The singer-songwriter congratulated the crowd both before and after his three-song set, saying: “If you’re here tonight, it means you’re either nominated for an Emmy, or at least you know someone who’s nominated for an Emmy, and that’s pretty ... cool.” Later, he added, “I hope you guys are all patting yourselves on the back. This is really an incredible night.”
Among the A-listers on the scene were Tiffany Haddish, Sarah Silverman, Trevor Noah, Ann Dowd, Sterling K. Brown, Darren Criss, Charlie Heaton, Jeffrey Wright, Betty Gilpin, Constance Wu, Jenna Dewan, Alice Eve, Samira Wiley, Laverne Cox, Karamo Brown and Jonathan Van Ness.
So many TV stars and creative talents crowded into Cecconi’s in West Hollywood for the spirited affair that at times guests could barely navigate their way from the patio into the restaurant. Yet no one went hungry, as servers seemed to have no trouble coming through with seemingly endless trays of pizzas and canapés.
And more than a few people managed to squeeze into the fray to request a selfie with Caitlyn Jenner.
At an official photographer’s request, Angela Sarafyan posed beside a Cadillac that had been furnished by the party’s premier sponsor. Already in her second gown of the day, the “Westworld” actress said she would probably go through six or seven dresses before the long weekend ended, including the Lela Rose gown she wore to this party and the Prabal Gurung number she’d worn to the earlier BAFTA Los Angeles tea.
As executive producer of “Queer Eye,” Rob Eric also said he’d come from another party, in his case, a Netflix toast, celebrating all the streaming service’s Emmy nominations, more than any other entity. Last week, Eric’s show took home three Creative Arts Emmys out of four nominations.

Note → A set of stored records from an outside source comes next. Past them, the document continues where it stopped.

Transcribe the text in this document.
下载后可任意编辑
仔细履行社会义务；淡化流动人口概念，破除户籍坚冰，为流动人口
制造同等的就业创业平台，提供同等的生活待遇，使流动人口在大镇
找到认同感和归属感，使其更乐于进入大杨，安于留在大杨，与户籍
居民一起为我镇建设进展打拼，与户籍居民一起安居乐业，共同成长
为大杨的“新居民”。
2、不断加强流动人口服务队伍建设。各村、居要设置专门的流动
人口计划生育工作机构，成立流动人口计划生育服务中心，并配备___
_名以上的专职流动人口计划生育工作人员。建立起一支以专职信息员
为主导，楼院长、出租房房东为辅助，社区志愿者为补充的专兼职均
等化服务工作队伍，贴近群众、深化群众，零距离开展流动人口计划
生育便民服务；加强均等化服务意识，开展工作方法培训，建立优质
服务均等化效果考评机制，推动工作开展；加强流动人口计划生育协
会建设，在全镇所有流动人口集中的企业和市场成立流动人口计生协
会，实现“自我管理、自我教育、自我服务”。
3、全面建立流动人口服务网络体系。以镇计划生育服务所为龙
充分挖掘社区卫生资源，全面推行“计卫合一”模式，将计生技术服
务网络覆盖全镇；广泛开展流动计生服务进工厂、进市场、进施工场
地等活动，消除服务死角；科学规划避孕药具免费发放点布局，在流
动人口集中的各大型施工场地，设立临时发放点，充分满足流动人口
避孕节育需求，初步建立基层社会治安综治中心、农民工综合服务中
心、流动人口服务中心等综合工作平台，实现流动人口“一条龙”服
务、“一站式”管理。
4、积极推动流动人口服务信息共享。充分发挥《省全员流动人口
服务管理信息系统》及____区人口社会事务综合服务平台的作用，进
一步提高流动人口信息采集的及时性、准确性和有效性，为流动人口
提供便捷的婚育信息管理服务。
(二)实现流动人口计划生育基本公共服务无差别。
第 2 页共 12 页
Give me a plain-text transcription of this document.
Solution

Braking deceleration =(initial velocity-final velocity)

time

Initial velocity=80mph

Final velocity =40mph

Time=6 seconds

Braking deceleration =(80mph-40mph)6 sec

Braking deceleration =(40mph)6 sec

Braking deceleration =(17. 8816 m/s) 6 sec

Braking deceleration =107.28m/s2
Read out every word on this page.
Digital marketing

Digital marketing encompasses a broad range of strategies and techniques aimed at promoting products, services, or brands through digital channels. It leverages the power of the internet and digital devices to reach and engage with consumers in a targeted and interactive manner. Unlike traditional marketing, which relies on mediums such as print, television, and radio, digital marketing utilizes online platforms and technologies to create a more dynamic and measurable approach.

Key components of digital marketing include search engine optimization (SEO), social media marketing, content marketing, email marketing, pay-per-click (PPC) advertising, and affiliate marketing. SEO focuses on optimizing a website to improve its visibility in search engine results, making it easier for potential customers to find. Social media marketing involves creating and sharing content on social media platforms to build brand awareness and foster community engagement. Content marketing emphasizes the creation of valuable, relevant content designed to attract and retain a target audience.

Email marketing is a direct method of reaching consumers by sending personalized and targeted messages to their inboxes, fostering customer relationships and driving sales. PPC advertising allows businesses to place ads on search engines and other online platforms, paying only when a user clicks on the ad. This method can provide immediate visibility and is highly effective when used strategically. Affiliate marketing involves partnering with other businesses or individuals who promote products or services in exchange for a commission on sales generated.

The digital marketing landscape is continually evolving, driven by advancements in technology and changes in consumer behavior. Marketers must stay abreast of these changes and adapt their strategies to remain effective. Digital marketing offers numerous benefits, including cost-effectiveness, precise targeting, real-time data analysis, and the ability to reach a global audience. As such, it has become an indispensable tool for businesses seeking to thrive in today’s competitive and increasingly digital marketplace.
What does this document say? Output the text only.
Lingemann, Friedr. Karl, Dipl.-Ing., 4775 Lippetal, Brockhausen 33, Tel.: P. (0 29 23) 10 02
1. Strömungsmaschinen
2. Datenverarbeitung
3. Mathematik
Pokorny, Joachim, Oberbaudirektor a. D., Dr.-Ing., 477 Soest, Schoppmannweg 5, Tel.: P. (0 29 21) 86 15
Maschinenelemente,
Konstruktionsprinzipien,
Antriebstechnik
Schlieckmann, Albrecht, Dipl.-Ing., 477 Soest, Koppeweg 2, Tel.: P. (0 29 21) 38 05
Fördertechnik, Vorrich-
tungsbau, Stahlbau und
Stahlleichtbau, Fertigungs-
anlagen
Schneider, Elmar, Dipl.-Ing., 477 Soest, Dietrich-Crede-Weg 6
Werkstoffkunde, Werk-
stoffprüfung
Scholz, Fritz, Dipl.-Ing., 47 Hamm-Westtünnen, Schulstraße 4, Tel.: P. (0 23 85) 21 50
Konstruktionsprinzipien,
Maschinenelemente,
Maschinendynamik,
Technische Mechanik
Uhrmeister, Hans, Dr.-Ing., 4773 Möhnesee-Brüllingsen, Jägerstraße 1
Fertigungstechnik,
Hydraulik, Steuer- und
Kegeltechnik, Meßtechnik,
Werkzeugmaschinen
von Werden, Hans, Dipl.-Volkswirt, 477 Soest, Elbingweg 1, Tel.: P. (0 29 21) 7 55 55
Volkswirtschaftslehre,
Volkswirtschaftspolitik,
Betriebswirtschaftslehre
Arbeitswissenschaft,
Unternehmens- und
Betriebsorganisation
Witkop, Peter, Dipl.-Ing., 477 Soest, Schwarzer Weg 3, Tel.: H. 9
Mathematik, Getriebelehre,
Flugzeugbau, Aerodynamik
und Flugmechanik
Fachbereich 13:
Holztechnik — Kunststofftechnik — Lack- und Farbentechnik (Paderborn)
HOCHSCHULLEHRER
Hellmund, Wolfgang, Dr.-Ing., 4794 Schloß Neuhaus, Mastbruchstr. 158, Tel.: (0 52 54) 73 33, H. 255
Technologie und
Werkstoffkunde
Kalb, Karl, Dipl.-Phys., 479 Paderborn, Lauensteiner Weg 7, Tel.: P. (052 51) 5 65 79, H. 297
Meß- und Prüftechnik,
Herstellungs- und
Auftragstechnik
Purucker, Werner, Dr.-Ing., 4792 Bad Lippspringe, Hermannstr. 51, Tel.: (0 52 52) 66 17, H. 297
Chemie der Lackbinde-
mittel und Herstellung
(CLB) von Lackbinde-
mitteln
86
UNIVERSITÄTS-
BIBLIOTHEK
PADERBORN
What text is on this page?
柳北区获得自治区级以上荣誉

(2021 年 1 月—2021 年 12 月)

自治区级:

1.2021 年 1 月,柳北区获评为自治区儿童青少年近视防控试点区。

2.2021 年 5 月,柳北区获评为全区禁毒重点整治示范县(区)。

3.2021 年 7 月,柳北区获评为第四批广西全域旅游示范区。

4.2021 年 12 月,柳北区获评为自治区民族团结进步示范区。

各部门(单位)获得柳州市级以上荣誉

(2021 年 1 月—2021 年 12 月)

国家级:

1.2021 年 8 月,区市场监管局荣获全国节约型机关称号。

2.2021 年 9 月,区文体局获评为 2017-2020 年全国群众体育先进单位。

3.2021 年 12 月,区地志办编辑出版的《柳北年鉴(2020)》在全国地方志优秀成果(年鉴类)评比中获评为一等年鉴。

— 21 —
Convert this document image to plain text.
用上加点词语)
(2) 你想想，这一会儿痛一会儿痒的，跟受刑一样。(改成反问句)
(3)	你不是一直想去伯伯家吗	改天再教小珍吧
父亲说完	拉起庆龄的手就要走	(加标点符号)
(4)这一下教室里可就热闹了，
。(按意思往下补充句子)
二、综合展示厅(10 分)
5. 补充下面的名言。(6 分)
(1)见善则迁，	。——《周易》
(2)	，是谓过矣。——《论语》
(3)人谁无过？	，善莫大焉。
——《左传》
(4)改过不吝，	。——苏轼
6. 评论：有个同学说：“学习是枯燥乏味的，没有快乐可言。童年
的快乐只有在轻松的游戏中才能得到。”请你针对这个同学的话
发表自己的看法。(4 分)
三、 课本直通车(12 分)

Before the evening ended, Kirsten Schaffer, Women in Film’s executive director, took a few moments to address the crowd. “We’ve made some progress in women directing television for the first time,” she said, “but a lot of the other statistics have not moved. For those of you who have helped move the numbers, I want to thank you. Thank you for all your work that you’ve done towards gender parity inclusivity. And for those of you who want to do more, you can call me. We’ll help.”